When promoting fiscal reconstruction, it is important to steadily promote integrated reform of expenditures and revenues, while making utmost efforts to maximize the growth potential and international competitiveness. In other words, it is important to realize "a virtuous cycle in which the enhancement of growth potential and the advancement of fiscal consolidation effect and strengthen each other." To this end, the government has formulated the Economic Growth Initiative so that the basic concept and strategic targets of the Initiative will be shared by the whole government and consistent measures will be implemented. Specifically, in order to promote sustainable, stable growth led by private demand, the government will construct "a new growth model to overcome declining population" by using the following three as leverage.
Productivity improvement: Promotion of productivity improvement of the service industry which accounts for about 70% of the Japanese economy but whose productivity is low compared with manufacturing industries and by international standards
Technical innovation: Enhancement of labor productivity by leading the creation of innovations and IT innovations through promotion of science and technology to productivity improvement and economic expansion
Asia's dynamism: Enhancement of Japanese industries' added value and upgrading of Japanese industrial structures through division of labor with Asian countries
In addition, in order to promote the "enhancement of the quality of labor force and manpower," the government will realize a society where young people, women, and the elderly can exercise their abilities, and thus overcome the constraining factor of the decreasing work force.

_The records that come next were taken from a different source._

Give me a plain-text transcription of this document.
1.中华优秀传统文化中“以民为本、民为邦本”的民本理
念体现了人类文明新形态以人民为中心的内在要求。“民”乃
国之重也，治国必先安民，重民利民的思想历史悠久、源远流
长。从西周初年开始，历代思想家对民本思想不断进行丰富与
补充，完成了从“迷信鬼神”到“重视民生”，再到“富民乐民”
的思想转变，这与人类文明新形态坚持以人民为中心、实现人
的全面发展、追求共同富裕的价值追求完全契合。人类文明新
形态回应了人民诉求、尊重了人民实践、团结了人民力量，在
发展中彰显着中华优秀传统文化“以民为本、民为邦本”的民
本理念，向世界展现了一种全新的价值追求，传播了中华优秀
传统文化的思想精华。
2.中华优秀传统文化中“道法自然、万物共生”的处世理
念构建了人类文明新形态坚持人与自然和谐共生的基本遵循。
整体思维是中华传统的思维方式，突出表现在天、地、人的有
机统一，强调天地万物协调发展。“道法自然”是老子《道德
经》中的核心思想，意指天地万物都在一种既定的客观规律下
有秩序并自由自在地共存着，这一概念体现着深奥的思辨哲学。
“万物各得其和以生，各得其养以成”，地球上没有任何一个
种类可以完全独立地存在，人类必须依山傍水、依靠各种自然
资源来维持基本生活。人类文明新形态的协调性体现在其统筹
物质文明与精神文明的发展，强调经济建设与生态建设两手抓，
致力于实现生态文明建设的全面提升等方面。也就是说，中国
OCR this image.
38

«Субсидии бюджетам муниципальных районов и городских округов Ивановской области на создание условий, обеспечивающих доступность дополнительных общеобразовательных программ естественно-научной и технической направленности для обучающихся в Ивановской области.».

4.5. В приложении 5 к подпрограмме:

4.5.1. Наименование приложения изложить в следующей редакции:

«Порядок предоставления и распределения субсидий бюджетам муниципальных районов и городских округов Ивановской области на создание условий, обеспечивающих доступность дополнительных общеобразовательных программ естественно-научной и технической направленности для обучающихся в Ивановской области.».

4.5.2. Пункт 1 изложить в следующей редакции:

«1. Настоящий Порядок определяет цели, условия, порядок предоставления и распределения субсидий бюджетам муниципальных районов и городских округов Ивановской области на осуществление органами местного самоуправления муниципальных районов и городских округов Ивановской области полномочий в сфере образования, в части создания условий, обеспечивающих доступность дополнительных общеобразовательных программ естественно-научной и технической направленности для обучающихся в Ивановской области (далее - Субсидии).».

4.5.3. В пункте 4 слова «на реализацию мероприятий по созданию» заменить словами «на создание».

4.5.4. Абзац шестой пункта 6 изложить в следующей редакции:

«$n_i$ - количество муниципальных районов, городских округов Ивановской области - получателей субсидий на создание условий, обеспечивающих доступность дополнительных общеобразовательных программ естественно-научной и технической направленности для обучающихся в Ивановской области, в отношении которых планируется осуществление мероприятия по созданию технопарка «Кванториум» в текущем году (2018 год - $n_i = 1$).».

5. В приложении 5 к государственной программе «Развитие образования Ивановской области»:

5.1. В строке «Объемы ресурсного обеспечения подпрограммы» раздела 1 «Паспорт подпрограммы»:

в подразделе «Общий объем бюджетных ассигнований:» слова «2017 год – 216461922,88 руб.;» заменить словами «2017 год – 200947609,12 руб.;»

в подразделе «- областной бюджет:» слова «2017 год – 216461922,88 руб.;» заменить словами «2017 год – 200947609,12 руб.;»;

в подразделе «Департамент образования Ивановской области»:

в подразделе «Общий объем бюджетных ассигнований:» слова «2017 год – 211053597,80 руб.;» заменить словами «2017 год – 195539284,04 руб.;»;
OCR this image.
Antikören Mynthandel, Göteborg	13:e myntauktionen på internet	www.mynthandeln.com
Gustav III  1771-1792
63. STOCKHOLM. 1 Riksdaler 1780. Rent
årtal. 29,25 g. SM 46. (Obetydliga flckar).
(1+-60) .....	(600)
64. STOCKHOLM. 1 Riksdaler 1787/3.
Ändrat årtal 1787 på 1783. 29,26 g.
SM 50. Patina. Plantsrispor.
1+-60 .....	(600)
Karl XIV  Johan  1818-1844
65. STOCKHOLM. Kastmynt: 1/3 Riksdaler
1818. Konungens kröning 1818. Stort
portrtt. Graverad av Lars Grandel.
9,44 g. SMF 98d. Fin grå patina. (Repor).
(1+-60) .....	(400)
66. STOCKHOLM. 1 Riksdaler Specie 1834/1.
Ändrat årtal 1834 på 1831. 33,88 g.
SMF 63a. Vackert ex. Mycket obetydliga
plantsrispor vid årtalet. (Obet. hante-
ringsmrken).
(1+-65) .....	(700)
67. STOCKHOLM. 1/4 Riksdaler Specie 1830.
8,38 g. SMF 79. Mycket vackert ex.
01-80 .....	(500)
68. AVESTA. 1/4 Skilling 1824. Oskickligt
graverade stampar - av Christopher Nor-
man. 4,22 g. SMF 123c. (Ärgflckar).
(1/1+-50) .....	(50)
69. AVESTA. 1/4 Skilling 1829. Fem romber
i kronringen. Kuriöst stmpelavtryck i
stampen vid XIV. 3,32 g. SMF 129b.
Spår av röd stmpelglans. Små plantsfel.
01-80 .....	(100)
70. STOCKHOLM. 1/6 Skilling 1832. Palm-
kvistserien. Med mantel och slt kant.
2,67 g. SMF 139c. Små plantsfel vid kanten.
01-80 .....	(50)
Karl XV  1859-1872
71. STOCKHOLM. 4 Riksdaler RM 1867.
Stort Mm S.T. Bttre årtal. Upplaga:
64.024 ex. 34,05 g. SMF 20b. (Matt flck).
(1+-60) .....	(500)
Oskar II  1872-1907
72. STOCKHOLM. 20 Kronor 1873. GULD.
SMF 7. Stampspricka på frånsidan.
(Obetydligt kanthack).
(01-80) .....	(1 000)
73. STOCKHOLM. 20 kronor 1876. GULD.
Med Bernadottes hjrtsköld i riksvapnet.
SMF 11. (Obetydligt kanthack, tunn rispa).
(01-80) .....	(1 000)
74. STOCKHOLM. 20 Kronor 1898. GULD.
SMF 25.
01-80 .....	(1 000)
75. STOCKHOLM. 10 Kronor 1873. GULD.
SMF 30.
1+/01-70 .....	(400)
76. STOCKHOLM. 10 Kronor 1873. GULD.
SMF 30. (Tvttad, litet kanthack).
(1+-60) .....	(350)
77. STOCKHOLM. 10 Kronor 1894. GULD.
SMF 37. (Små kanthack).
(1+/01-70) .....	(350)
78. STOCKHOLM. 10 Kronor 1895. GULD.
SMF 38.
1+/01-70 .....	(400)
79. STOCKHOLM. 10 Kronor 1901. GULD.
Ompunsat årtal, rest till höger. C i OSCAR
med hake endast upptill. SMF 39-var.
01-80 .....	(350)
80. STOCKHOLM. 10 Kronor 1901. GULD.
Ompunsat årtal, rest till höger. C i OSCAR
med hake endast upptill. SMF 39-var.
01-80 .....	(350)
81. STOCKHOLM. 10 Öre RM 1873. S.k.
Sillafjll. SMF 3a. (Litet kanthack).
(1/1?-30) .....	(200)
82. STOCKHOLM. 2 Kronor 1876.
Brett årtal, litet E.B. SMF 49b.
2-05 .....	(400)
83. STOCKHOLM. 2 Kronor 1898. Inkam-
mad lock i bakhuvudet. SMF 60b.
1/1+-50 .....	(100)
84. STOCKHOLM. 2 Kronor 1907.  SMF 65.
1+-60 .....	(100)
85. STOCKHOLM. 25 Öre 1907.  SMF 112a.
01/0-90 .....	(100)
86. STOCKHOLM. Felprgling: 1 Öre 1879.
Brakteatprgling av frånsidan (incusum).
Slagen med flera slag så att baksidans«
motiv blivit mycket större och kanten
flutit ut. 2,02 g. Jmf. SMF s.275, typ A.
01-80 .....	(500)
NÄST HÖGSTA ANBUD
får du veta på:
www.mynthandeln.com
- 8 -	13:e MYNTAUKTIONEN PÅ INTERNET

In order to make the initiative effective, the government has prepared a "time table" for short-term, medium-term and long-term measures to be implemented in 10 years ending in FY2015, when the population decrease begins to take full effect. Moreover, the government will check the progress of measures every year by using the PDCA cycle and revise the measures quantitatively in the process of preparing a "Basic Policy."